Looks like the UK is leaving the EU. A good development, and one related to the Trump phenomenon in the U.S. http://affluentinvestor.com/2016/06/trump-brexit/

“Under EU law, anyone with a European passport is entitled to move anywhere else in Europe. The UK has no legal right under EU law to control its own borders. This is the primary argument in favor of Brexit, which is why it’s been dismissed by elites as nothing more than an expression of racism.”

Maybe the European elites can have their own sit-ins with bathroom breaks and catered food.

40 ACRES & A KARDASHIAN
40 ACRES & A KARDASHIAN
7 years ago

Russell Moore doesn’t hate Trump because of his lifestyle or anything like that.

Russell Moore hates Trump because the NYT hates Trump.

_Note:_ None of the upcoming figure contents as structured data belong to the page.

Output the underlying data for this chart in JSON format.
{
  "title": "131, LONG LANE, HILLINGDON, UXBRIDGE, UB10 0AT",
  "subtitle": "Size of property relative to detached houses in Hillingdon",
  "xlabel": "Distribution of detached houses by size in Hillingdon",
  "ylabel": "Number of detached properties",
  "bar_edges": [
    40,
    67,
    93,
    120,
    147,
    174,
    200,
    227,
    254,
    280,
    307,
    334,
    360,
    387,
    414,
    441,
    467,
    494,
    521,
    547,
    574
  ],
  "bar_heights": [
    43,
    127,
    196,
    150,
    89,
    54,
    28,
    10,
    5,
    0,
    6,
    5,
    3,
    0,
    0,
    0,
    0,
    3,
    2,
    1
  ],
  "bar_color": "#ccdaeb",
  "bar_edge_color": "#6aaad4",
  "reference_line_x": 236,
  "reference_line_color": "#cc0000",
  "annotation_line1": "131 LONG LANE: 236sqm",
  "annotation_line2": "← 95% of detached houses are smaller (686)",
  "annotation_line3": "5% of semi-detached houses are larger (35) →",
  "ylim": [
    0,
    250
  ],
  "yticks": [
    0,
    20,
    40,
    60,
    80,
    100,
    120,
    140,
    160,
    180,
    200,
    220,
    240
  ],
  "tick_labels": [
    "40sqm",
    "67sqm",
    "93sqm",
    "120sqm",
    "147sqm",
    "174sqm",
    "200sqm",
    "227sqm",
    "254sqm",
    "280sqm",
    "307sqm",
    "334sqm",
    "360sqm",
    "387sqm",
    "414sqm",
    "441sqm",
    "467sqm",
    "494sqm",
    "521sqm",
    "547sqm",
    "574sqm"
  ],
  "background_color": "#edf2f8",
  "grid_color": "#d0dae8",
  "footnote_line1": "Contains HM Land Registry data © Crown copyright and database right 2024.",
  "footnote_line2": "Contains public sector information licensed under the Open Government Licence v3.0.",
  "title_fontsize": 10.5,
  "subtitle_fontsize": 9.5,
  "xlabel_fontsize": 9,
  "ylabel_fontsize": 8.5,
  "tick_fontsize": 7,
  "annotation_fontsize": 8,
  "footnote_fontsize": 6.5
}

And the NYT hates Trump because Trump doesn’t hate white people.

timothy
timothy
7 years ago

CHUCK TODD: Very quickly, Dr. James Dobson, a long-time evangelical leader has said that very recently, Donald Trump accepted a relationship with Christ and that he is now a “baby Christian”, that within the last few weeks, he became a born-again Christian. What can you tell me about that? And is that a fair way to describe him? Is he now an evangelical Christian? Is that the way to describe Donald Trump’s faith? https://theconservativetreehouse.com/2016/06/26/paul-manafort-nails-it-clinton-is-a-globalist-donald-trump-is-not-chuck-todd-interview-video/#more-117958 The Holy Spirit is very, very sneaky! Look guys, He loves these sorts of surprises. You have all these comfortable, full-of-themselves theological types huffing and puffing… Read more »

vRico
vRico
7 years ago

So who are you interested in for Prez Doug?

Abiy Markos Kaltiso
Abiy Markos Kaltiso
7 years ago

To assert that Moore was referring to Schaeffer as part of the Old guard is a reach if I have ever seen one.

Gregory Peterson
Gregory Peterson
7 years ago

You don’t think that Falwell Senior wouldn’t be acting just like his son? He would have been in the thick of things just sucking up attention like the Death Star in the Star Wars movie sucked up stars.

Christopher Casey
Christopher Casey
7 years ago

You mean the starkiller base?

Gregory Peterson
Gregory Peterson
7 years ago

Yes I did, thanks! I had forgotten its name.